French economy and finance minister Bruno Le Maire, one of the main proponents of a digital tax on global internet multinationals.

AFP via Getty Images

The French government has sent notices to multinational internet companies that they should pay the country’s digital tax in December, a finance ministry spokesman said on Nov. 25. The government canceled a few weeks ago its earlier decision to suspend the collection of the controversial levy.

  • The U.S. government threatened in July to slap French imports of handbags, cosmetics and soap with 25% retaliatory tariffs if Paris went ahead with the tax, whose principle was voted last year by the country’s parliament.

  • France received payment of the tax in 2019 but then suspended it pending the success of international negotiations within the Organization for Economic Cooperation and Development on a global taxation of multinationals and internet profits. But the U.S. pulled out of these talks in June.

  • The French tax has been set at 3% of revenue derived from online advertising, the sale of personal data to third parties, and marketplace activities. It is levied on companies with revenue from these activities of more than €750 million globally and €25 million in France.

  • France isn’t the only European Union country intent on a digital tax. The U.K. has put a national version into law. The U.K. French, Spanish and Italian finance ministers signed a joint letter in August demanding that technology giants, like Google

    and Facebook
    “pay their fair share of tax.”

The outlook: The Trump administration may now choose to go ahead with the tariffs in its last two months in power, but whatever it decides or not, the situation will have to be dealt with by incoming president Joe Biden and his team.

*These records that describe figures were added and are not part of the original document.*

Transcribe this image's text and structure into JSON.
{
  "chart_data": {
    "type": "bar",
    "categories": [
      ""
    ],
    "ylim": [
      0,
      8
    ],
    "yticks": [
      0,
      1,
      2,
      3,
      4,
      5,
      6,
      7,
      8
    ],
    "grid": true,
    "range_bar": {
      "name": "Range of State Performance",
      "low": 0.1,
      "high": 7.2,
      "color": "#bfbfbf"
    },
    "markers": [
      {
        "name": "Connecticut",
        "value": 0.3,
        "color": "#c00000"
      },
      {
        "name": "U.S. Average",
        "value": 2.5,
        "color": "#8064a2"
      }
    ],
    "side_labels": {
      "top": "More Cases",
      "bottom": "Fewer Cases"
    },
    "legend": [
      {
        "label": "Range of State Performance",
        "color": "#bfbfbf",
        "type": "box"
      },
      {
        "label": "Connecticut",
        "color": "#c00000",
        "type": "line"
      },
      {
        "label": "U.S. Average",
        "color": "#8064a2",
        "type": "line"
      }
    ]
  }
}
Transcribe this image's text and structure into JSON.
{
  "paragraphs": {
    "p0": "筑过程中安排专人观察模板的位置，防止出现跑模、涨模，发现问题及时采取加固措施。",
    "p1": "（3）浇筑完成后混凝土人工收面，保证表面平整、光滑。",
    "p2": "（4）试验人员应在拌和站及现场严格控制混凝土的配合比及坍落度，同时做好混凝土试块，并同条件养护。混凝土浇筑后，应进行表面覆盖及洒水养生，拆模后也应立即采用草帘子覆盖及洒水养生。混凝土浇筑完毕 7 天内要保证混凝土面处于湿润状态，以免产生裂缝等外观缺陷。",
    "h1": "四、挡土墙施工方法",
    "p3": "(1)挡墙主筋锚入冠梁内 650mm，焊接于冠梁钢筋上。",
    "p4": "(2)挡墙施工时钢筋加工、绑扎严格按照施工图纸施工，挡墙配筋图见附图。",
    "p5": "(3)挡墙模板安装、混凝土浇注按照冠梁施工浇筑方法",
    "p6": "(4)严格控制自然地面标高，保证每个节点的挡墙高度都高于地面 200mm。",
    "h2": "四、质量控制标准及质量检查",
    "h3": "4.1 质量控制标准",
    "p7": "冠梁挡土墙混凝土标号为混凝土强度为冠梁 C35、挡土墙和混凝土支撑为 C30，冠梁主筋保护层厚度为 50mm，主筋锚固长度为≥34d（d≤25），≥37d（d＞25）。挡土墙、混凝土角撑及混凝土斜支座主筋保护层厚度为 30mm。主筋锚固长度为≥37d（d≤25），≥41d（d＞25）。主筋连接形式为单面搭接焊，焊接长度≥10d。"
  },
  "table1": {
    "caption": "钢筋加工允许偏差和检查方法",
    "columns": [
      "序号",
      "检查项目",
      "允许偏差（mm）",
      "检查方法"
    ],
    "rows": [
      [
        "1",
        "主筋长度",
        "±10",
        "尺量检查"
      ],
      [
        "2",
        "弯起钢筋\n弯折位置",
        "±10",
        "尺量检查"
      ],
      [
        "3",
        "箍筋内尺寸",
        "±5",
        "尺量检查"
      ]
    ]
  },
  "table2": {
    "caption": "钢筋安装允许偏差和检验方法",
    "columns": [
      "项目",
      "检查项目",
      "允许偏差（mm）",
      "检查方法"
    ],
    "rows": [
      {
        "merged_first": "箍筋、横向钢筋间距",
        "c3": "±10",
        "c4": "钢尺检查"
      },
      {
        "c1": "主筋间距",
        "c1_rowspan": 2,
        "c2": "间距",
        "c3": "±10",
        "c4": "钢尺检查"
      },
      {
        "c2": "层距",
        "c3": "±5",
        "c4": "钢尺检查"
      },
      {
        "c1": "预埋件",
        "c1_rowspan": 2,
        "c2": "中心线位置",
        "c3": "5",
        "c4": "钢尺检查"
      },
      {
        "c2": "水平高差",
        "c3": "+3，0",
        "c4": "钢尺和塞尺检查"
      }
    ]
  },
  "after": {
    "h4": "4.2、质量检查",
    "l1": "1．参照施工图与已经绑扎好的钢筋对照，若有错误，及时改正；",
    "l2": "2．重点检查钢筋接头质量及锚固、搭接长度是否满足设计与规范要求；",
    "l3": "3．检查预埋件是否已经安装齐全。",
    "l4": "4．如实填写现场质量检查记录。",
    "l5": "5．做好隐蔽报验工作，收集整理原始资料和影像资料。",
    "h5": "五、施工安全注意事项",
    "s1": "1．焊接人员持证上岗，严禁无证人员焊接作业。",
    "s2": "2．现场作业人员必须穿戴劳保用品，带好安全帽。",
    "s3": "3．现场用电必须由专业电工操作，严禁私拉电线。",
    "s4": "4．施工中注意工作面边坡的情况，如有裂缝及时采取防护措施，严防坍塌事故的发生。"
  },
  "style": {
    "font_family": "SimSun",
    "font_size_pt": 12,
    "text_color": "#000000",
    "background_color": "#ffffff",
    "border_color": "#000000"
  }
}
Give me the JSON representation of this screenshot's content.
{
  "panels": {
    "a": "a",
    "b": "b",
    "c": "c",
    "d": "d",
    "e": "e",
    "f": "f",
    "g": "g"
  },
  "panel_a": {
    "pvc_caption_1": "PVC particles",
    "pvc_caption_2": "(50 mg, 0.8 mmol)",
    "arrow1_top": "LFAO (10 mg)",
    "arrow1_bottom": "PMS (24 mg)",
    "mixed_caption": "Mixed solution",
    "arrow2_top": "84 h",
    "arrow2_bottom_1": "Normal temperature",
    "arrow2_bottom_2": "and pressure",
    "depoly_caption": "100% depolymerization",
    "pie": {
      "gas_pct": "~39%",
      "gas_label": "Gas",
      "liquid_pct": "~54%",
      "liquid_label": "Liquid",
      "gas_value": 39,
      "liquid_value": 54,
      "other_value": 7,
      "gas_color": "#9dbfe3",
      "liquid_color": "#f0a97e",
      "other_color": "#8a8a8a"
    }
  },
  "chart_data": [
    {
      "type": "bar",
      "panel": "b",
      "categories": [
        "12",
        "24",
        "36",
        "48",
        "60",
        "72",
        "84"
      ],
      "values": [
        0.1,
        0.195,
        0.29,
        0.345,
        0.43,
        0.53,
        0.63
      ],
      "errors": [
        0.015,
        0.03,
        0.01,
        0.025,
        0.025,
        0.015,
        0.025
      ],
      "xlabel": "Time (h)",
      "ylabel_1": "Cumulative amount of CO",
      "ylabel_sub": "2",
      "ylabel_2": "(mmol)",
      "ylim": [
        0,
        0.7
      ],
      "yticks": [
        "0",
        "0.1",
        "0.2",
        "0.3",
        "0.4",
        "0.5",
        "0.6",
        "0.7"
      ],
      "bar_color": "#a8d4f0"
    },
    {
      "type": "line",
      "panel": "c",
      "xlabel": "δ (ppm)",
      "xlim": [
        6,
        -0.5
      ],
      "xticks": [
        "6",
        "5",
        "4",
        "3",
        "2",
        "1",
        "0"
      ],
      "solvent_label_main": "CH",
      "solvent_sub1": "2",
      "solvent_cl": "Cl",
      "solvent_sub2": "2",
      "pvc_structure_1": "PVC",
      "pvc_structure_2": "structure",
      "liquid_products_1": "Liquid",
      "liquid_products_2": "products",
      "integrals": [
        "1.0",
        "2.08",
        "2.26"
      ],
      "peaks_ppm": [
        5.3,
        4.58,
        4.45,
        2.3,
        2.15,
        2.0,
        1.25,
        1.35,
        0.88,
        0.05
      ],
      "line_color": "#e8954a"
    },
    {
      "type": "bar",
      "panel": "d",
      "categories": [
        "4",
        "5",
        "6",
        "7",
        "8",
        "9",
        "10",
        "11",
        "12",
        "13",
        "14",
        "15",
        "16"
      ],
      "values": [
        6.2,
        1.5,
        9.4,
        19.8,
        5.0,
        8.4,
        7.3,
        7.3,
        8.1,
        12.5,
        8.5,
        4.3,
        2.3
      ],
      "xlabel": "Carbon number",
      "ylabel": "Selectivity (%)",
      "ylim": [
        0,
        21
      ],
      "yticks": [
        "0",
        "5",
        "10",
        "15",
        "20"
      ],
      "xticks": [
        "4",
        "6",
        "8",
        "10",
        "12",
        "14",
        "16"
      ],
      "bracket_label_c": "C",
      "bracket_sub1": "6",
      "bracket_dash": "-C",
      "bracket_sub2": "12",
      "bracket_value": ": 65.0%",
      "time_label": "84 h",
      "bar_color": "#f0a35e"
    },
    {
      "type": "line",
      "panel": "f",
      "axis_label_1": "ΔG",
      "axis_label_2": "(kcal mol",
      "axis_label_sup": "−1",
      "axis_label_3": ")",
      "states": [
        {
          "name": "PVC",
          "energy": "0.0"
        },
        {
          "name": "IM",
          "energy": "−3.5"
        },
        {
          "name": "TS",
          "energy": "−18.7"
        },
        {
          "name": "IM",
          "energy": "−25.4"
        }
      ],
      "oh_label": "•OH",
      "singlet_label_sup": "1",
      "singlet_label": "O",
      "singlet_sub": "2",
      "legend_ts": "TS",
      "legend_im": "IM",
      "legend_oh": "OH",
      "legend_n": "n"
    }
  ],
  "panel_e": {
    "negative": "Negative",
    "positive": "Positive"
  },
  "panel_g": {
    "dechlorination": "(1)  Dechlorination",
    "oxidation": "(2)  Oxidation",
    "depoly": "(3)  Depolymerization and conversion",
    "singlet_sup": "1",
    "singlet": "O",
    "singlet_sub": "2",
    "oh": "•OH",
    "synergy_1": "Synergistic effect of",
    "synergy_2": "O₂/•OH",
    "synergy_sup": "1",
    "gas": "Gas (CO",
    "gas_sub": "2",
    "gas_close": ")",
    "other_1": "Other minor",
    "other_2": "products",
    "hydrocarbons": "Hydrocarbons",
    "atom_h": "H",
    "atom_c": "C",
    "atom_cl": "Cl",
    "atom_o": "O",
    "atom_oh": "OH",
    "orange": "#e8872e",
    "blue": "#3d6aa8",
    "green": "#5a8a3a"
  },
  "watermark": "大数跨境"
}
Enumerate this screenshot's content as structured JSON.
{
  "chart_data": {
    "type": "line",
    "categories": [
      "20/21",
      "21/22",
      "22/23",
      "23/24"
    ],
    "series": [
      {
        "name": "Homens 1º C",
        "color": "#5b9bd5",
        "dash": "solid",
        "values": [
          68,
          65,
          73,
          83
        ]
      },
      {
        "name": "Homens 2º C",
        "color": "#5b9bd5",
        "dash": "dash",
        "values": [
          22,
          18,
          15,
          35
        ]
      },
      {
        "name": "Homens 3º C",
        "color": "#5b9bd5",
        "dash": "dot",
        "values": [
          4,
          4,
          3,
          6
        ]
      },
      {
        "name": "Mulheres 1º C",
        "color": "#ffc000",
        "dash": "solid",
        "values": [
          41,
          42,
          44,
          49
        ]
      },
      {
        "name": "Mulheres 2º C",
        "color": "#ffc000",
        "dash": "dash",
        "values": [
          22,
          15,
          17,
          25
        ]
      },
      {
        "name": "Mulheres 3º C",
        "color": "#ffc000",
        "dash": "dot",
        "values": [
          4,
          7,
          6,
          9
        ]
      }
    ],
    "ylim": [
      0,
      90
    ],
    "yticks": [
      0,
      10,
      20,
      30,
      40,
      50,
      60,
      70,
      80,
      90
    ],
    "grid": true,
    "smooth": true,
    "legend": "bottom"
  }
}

The clear hope of European governments is that the U.S. will rejoin the OECD talks, so that an international agreement on global tax can be struck next year. This should not be too difficult: Even the companies targeted by the measure have indicated their preference for a global tax, which would spare them the compliance costs of having to deal with many different national ones.

The OECD talks had made serious progress on the technical level and were seen to be nearing a positive conclusion. With the coronavirus recession and governments strapped for cash, tax avoidance on the level used by big multinationals has become politically indefensible. A deal shouldn’t be too hard to find next year, making the current Franco-American skirmish obsolete.